Figure 1.
CRISPR/Cas9 allows efficient and complete endogenous knock-in of DD-tagged TCOF1.
(A) The scheme for CRISPR/Cas9-mediated homologous recombination to insert antibiotic resistance and a DD tag to the N-terminus of TCOF1 is shown. The genomic sequence used in the donor plasmid homology arms is shown in blue. (B) PCR genotyping to detect knock-in was performed with the primers indicated on the diagram, and reveals wild-type (960 bp), blasticidin resistance (BlastR) knock-in (1790 bp), and puromycin resistance (PuroR) knock-in (1990 bp) bands. ¼ of the clone 4 PCR was also run to illustrate the lack of wild-type allele detection in the other clone PCRs.
Figure 2.
DD-TCOF1 expression is regulated by the concentration of Shield-1.
(A–C) The Shield-1 concentration- and time-dependent expression of TCOF1 was examined as described in Materials and Methods. Although the EtOH vehicle was kept constant as described, a control without EtOH vehicle was also included for the parental wild-type 293Ts in panel A. As wild-type TCOF1 runs at about 220 kDa, the addition of the 12 kDa DD tag results in small upward shift for knock-in cells. Two-fold dilutions of high TCOF1-expressing sample were included on each gel to allow for standard curves to quantitate relative TCOF1 and β-tubulin. Relative TCOF1 values normalized to β-tubulin are shown below each panel. The data represents one of three experiments with similar results.
Figure 3.
DD-TCOF1 retains the nucleolar localization of wild-type TCOF1.
Knock-in cells in Shield-1 or ethanol vehicle alone and parental wild-type 293T cells were stained and imaged as described in Materials and Methods. A single representative z-slice confocal image is shown. The visible grayscale cell boundaries represent F-actin (stained with phalloidin).
Figure 4.
Destabilization of TCOF1 results in dispersal of nucleolin.

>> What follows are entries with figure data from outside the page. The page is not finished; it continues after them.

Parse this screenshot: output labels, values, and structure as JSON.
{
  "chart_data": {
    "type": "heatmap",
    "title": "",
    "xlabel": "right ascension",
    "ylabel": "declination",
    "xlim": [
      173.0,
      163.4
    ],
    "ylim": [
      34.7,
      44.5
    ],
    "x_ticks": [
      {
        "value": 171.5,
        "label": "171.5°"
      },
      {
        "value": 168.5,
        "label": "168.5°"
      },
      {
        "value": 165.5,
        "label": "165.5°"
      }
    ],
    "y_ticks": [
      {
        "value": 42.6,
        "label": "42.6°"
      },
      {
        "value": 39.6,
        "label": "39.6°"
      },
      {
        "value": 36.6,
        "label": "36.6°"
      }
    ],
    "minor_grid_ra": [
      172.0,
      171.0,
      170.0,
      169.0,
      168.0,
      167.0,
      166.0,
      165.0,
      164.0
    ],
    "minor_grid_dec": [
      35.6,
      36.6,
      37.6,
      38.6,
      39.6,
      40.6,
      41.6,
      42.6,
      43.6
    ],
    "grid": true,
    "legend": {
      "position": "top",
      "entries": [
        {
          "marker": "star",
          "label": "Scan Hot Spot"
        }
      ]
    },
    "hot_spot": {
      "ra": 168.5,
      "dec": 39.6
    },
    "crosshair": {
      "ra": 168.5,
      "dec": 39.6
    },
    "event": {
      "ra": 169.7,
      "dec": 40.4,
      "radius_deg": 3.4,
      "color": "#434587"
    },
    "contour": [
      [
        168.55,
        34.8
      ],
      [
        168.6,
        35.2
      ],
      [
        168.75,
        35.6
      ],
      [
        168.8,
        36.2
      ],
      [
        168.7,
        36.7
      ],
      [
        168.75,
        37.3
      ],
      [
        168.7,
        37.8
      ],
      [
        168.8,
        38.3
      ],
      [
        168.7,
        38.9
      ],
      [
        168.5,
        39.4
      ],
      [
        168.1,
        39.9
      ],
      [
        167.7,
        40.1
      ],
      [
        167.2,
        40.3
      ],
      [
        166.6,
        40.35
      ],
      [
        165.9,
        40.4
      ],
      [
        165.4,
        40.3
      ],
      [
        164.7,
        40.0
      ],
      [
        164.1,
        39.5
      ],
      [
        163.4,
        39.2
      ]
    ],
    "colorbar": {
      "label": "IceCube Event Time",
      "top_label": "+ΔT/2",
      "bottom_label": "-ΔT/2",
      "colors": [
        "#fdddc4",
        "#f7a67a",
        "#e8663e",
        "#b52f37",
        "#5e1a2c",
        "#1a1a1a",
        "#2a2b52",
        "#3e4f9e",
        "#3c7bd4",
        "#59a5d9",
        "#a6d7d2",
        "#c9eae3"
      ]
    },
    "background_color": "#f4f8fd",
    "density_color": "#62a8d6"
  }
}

(A) The relative fluorescence intensities across the indicated lines are shown in the graph, and the arrows indicate the position of nucleoli as defined by a hole in the DAPI stain. Representative nuclei from knock-in cells in Shield-1 or ethanol vehicle alone are shown. (B) The aggregation of nucleolin was measured by the coefficient of variation (CV, stdev/mean) of nucleolin voxel intensities within DAPI-defined nuclei in 3D reconstructions, as described in Materials and Methods. As examples, this CV metric was 0.95 for the +Shield nucleus and 0.71 for the –Shield nucleus in panel A. The population means are indicated by the red lines. There is significantly less nucleolin aggregation in knock-in cell nuclei in the absence of Shield-1, p<0.0001, 2-tailed Student's t-test, n = 272 for +Shield and n = 230 for –Shield.
Figure 5.
Destabilization of TCOF1 impairs cell growth.
The growth of knock-in cells in the presence or absence of Shield-1 was compared as described in Materials and Methods. EtOH represents the vehicle control. Error bars represent SD of 3 replicate samples. The knock-in cell count in the absence of Shield-1 was significantly less than in the presence of Shield-1 except on the first day post-seeding: ns, not significant; *, p<0.05; **, p<0.01, 2-tailed Student's t-test at each time point. The growth of knock-in cells in the presence or absence of Shield-1 was compared two other times with similar results.